6.5 Testing a recogniser

  • You should always test a recogniser, and use different files than the ones you trained it on.

  • If you have prepared testing data already, you can do this straight away.

  • Otherwise save the recogniser and then test at a later date by using ‘Test a recogniser’ in the Recognisers menu.

  • You should also test a recogniser that you receive from somebody else (for example, from our webpage) before relying on it.

  • Testing should use different sound files to the ones used for training.

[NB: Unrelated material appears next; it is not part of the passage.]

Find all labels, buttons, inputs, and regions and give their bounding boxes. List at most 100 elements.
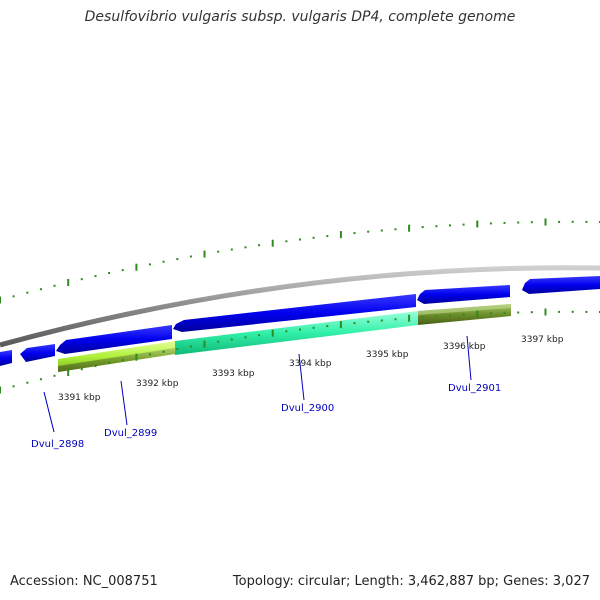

  • It runs the recogniser over the files, and compares the results to the human annotations using the same error metrics that were defined in Section 6.2. It gives a better indication of how well the recogniser will work in practice.

6.6 Recogniser management

You can rename, import, and export recognisers by using ‘Manage recognisers’ in the Recognisers menu. If you have made recognisers for sounds that you think will be useful for other people, please upload them to our AviaNZ webpage.